Grain Spreads: Bean Counting

Sean LuskGeneral Commentary

Commentary  

The WASDE momentum, US acreage buy-in, and Argentina’s weather issues lifted soybean futures to their highest levels since June on the weekly continuous chart in my opinion. Despite a weaker crush number yesterday, we saw funds buy the dip and rally beans and meal into the close and overnight session. The US crush number from NOPA fell 5.4 million shy of all trade guesses for December. NOPA reported its membership crushed 177.5 million bushels in December. This puts NOPA crush at 699 million vs 704 million a year ago. Lots of crop scouts looking at Argentina’s forecast as cooler and significantly wetter next week. In my opinion, that had fund unwinding longs after three days of rally following the January supply/demand report. We also had reversal action in the Dollar while $3.00 break in crude futures from the AM rally. I attached a weekly continuous chart.

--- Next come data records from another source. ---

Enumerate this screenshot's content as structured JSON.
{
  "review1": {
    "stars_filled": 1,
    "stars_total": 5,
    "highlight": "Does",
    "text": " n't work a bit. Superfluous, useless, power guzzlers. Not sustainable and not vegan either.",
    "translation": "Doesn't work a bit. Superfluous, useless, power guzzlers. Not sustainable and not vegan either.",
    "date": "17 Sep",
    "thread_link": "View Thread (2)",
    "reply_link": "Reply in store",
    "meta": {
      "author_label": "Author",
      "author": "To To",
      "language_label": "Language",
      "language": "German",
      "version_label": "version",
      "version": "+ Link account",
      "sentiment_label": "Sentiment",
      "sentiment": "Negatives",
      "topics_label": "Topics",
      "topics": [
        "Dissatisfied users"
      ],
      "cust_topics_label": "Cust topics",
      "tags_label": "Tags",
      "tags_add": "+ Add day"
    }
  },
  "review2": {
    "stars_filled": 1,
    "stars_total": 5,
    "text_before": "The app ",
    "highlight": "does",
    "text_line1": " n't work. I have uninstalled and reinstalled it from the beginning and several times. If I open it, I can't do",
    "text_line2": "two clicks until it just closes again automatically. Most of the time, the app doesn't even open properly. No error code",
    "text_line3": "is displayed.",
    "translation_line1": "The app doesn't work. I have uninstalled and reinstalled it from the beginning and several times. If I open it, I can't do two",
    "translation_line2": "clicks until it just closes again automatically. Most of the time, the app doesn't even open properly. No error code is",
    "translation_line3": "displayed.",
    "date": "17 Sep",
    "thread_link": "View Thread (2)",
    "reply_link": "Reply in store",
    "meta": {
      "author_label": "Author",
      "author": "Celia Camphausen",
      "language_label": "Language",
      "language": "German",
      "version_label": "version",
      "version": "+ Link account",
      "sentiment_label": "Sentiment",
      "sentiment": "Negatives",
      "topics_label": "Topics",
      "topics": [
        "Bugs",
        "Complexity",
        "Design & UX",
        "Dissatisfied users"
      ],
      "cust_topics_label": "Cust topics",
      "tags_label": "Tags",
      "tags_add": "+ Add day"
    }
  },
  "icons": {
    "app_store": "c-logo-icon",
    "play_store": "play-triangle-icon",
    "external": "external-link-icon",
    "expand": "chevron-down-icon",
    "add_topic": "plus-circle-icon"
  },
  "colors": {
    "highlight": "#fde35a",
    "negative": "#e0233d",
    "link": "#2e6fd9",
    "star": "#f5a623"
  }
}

The market was able to hold the 50-week moving average today, which is support in my opinion at 15.21. Should this level hold, next resistances this week are 1540 and then today’s high at 15.48. We close over 15.48/15.50 basis March beans, we rally to 16.00 in my view, which is 5 percent higher for 2023. However, should we not hold 15.21, look for the market to retest trendline support at 14.91 and then 14.81. A close under 14.81, and its katy bar the door to the 5% down for the year threshold at 14.48.